KYIV: Russian missiles pounded power facilities in central and western Ukraine on Saturday, increasing pressure on the ailing energy system as the country faces a shortage of air defences despite a breakthrough in US military aid.
The airstrike, carried out with ballistic missiles and cruise missiles fired by Russian strategic bombers based in the Arctic Circle, was the fourth large-scale aerial assault targeting the power system since March 22.
“The enemy again massively shelled Ukrainian energy facilities,” said DTEK, Ukraine’s largest private electricity company, adding that four of its six thermal power plants had suffered damage.
Rescuers battled to put out fires at several energy facilities in the western regions of Lviv and Ivano-Frankivsk, which border Nato members Poland and Romania.
After strikes on energy facilities in the central Dnipropetrovsk region, running water supplies were disrupted in President Volodymyr Zelensky’s hometown of Kryvyi Rih, officials said.
Ukrainian air defences brought down 21 of the 34 incoming missiles, the commander of the air force said in a statement.
None of the facilities hit was identified by name, a security measure intended to prevent Russia quickly assessing the impact of its strikes.

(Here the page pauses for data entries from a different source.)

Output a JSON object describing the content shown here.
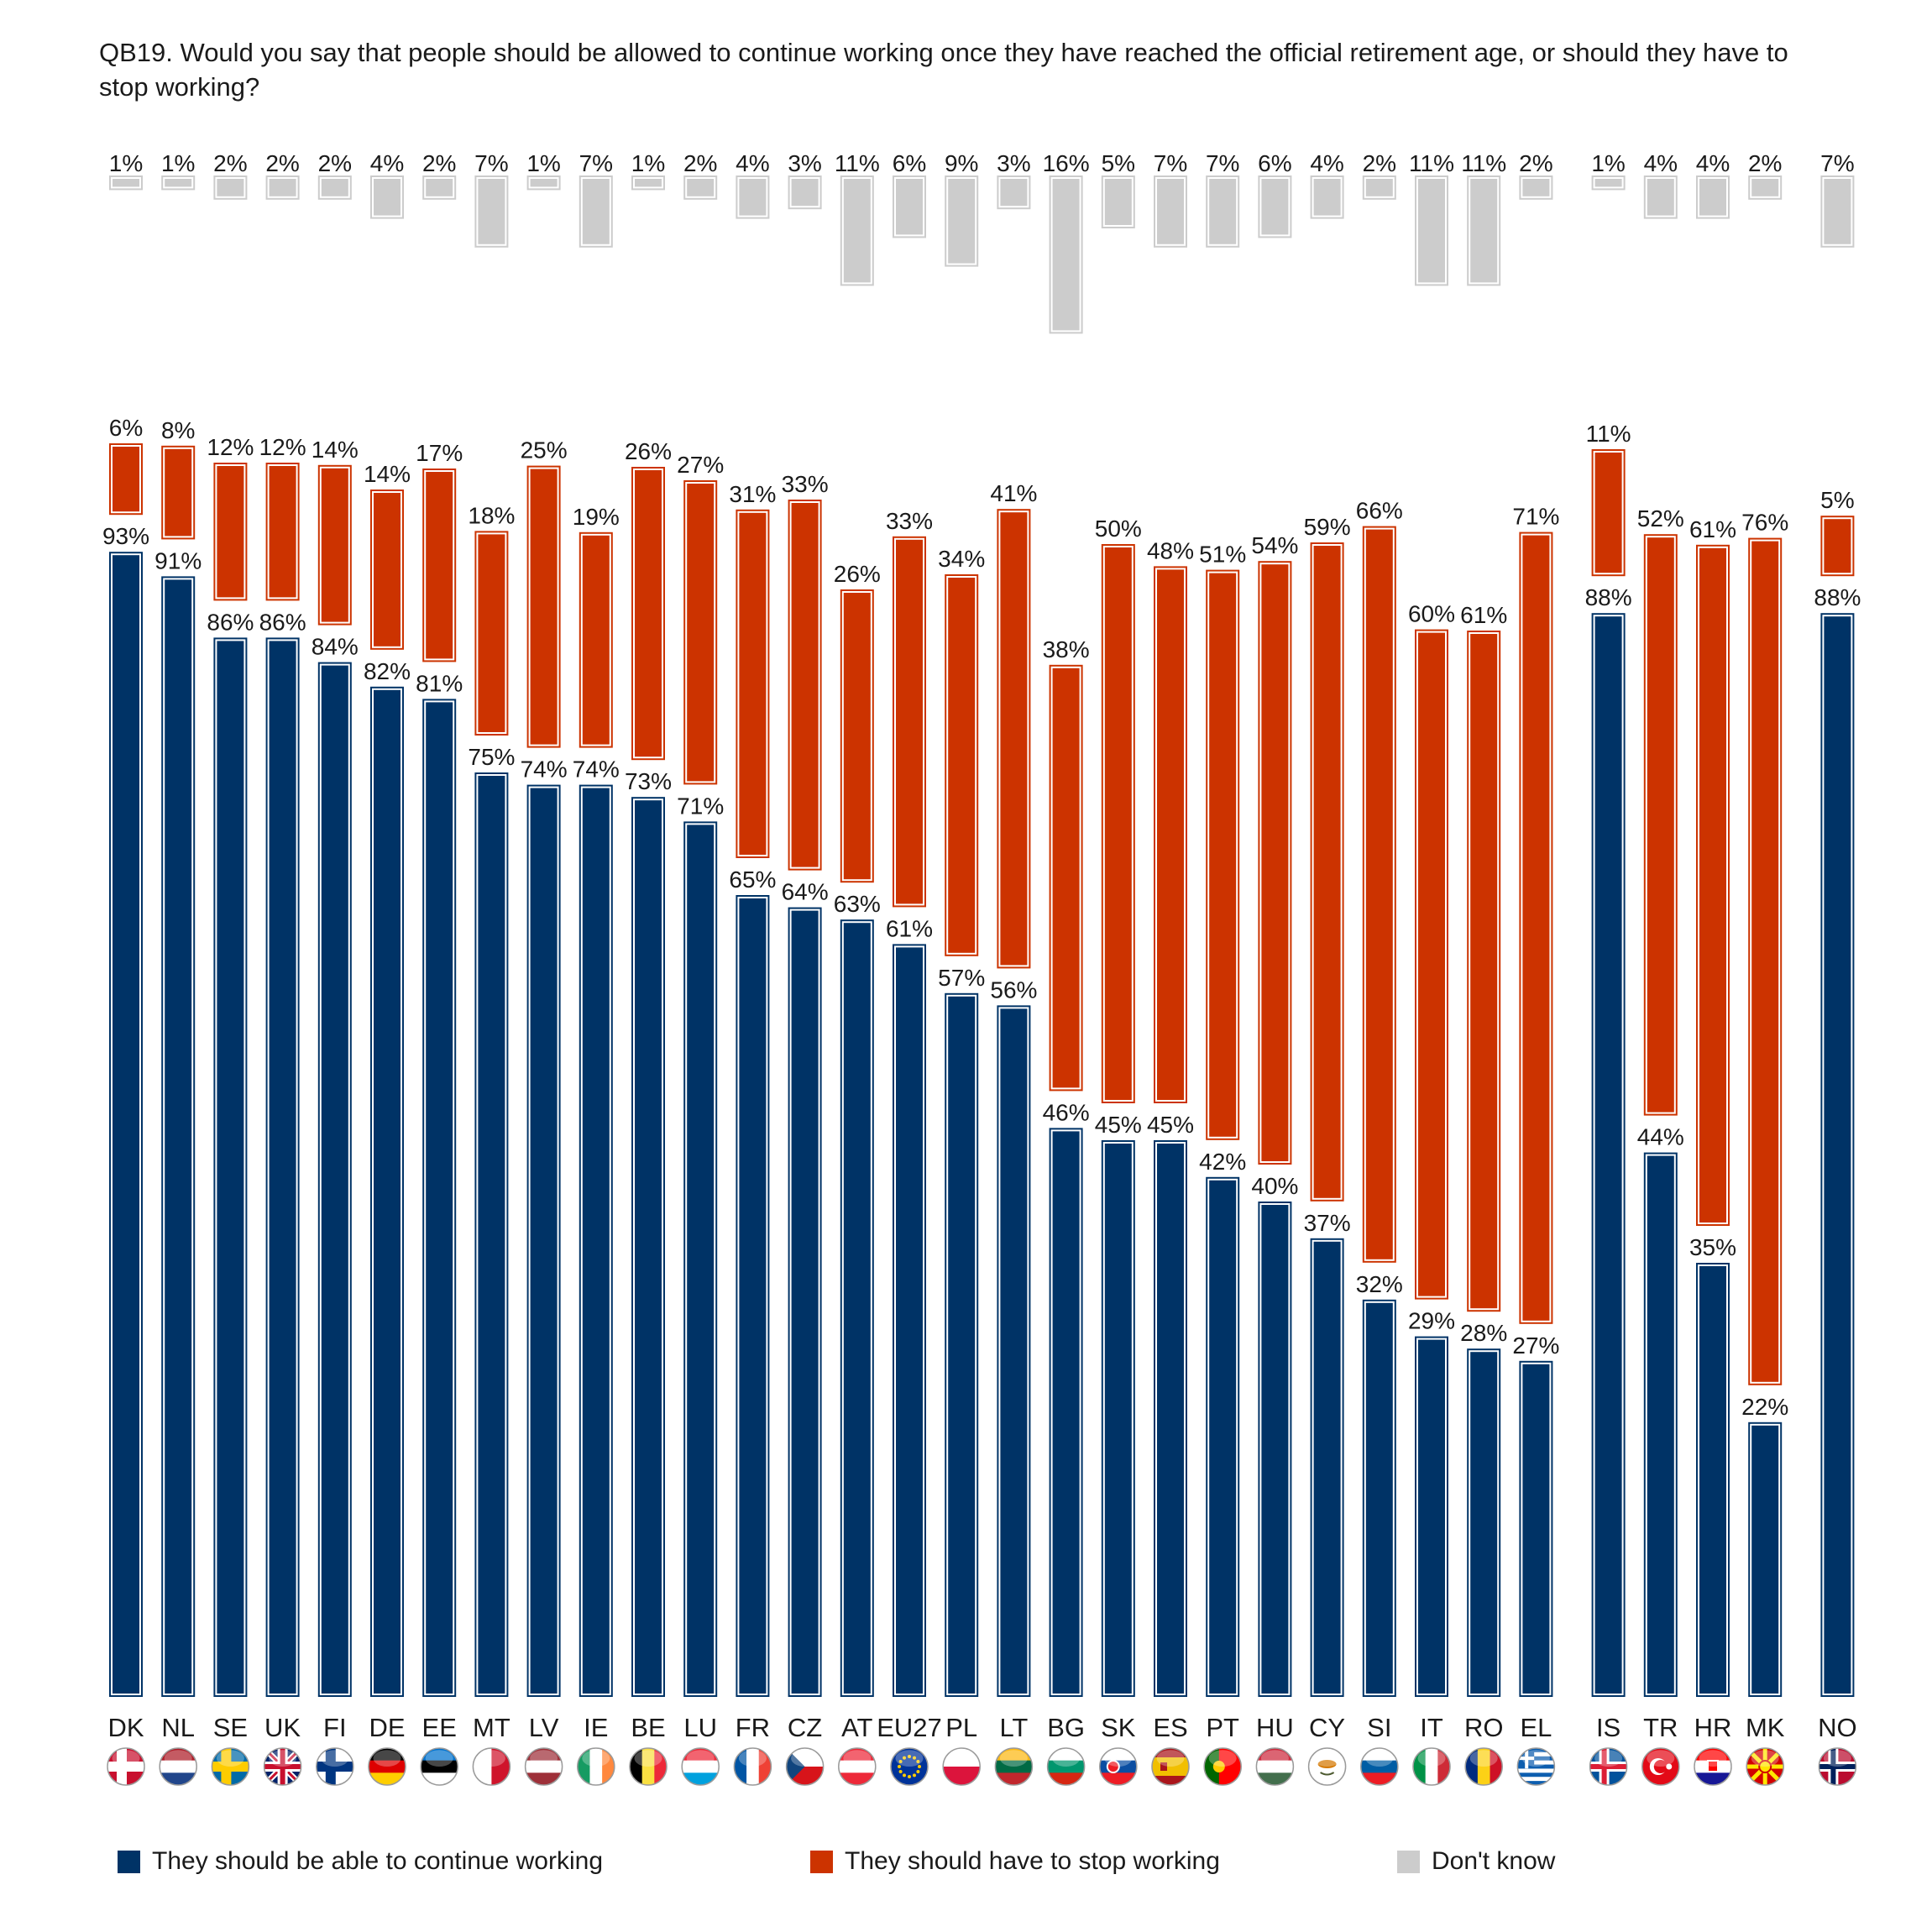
{
  "question": "QB19. Would you say that people should be allowed to continue working once they have reached the official retirement age, or should they have to stop working?",
  "legend": [
    {
      "label": "They should be able to continue working",
      "color": "#003366"
    },
    {
      "label": "They should have to stop working",
      "color": "#cc3300"
    },
    {
      "label": "Don't know",
      "color": "#cccccc"
    }
  ],
  "chart_data": {
    "type": "bar",
    "value_format": "percent",
    "groups": [
      [
        "DK",
        "NL",
        "SE",
        "UK",
        "FI",
        "DE",
        "EE",
        "MT",
        "LV",
        "IE",
        "BE",
        "LU",
        "FR",
        "CZ",
        "AT",
        "EU27",
        "PL",
        "LT",
        "BG",
        "SK",
        "ES",
        "PT",
        "HU",
        "CY",
        "SI",
        "IT",
        "RO",
        "EL"
      ],
      [
        "IS",
        "TR",
        "HR",
        "MK"
      ],
      [
        "NO"
      ]
    ],
    "categories": [
      "DK",
      "NL",
      "SE",
      "UK",
      "FI",
      "DE",
      "EE",
      "MT",
      "LV",
      "IE",
      "BE",
      "LU",
      "FR",
      "CZ",
      "AT",
      "EU27",
      "PL",
      "LT",
      "BG",
      "SK",
      "ES",
      "PT",
      "HU",
      "CY",
      "SI",
      "IT",
      "RO",
      "EL",
      "IS",
      "TR",
      "HR",
      "MK",
      "NO"
    ],
    "series": [
      {
        "name": "They should be able to continue working",
        "color": "#003366",
        "values": [
          93,
          91,
          86,
          86,
          84,
          82,
          81,
          75,
          74,
          74,
          73,
          71,
          65,
          64,
          63,
          61,
          57,
          56,
          46,
          45,
          45,
          42,
          40,
          37,
          32,
          29,
          28,
          27,
          88,
          44,
          35,
          22,
          88
        ]
      },
      {
        "name": "They should have to stop working",
        "color": "#cc3300",
        "values": [
          6,
          8,
          12,
          12,
          14,
          14,
          17,
          18,
          25,
          19,
          26,
          27,
          31,
          33,
          26,
          33,
          34,
          41,
          38,
          50,
          48,
          51,
          54,
          59,
          66,
          60,
          61,
          71,
          11,
          52,
          61,
          76,
          5
        ]
      },
      {
        "name": "Don't know",
        "color": "#cccccc",
        "values": [
          1,
          1,
          2,
          2,
          2,
          4,
          2,
          7,
          1,
          7,
          1,
          2,
          4,
          3,
          11,
          6,
          9,
          3,
          16,
          5,
          7,
          7,
          6,
          4,
          2,
          11,
          11,
          2,
          1,
          4,
          4,
          2,
          7
        ]
      }
    ],
    "flags": {
      "DK": "denmark-flag-icon",
      "NL": "netherlands-flag-icon",
      "SE": "sweden-flag-icon",
      "UK": "uk-flag-icon",
      "FI": "finland-flag-icon",
      "DE": "germany-flag-icon",
      "EE": "estonia-flag-icon",
      "MT": "malta-flag-icon",
      "LV": "latvia-flag-icon",
      "IE": "ireland-flag-icon",
      "BE": "belgium-flag-icon",
      "LU": "luxembourg-flag-icon",
      "FR": "france-flag-icon",
      "CZ": "czech-flag-icon",
      "AT": "austria-flag-icon",
      "EU27": "eu-flag-icon",
      "PL": "poland-flag-icon",
      "LT": "lithuania-flag-icon",
      "BG": "bulgaria-flag-icon",
      "SK": "slovakia-flag-icon",
      "ES": "spain-flag-icon",
      "PT": "portugal-flag-icon",
      "HU": "hungary-flag-icon",
      "CY": "cyprus-flag-icon",
      "SI": "slovenia-flag-icon",
      "IT": "italy-flag-icon",
      "RO": "romania-flag-icon",
      "EL": "greece-flag-icon",
      "IS": "iceland-flag-icon",
      "TR": "turkey-flag-icon",
      "HR": "croatia-flag-icon",
      "MK": "north-macedonia-flag-icon",
      "NO": "norway-flag-icon"
    }
  }
}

Russia denies targeting civilians, but says the Ukrainian energy system is a legitimate military target.
In the north-eastern city of Kharkiv, which has been heavily bombed in recent weeks, a missile struck a hospital holding 60 patients, injuring a woman and damaging the building, nearby water pipes and power lines, the regional governor said.
Ukraine, which has tried to take the fight back to Russia in recent months using long-range drones, attacked the Ilsky and Slavyansk oil refineries in Russia’s Krasnodar region overnight, a Ukrainian intelligence source said.
The drone strike conducted by the security service caused fires at the facilities, the source said. Russia’s Kushchevsk military airfield was also attacked in the southern region, the source added.
The Slavyansk oil refinery was forced to suspend some operations after being damaged in the attack, Russian state news agency TASS cited an executive overseeing the plant as saying.
Rolling blackouts
Ukraine has lost 80 per cent of its thermal power generation and 35 per cent of its hydroelectric capacity during Russian attacks, officials say.
Though the core of the energy system comes from nuclear power, that lost capacity serves a balancing function in the grid and its loss could be a big problem when consumption rises later this year, officials say.
Rolling blackouts have been introduced in several regions, but the full impact of the attacks has not been felt as consumption, which peaks in winter and the height of summer, is low because of mild weather.
There were no planned blackouts for now in Lviv region, but the governor urged residents to economise on electricity use, especially during the evening hours of peak consumption.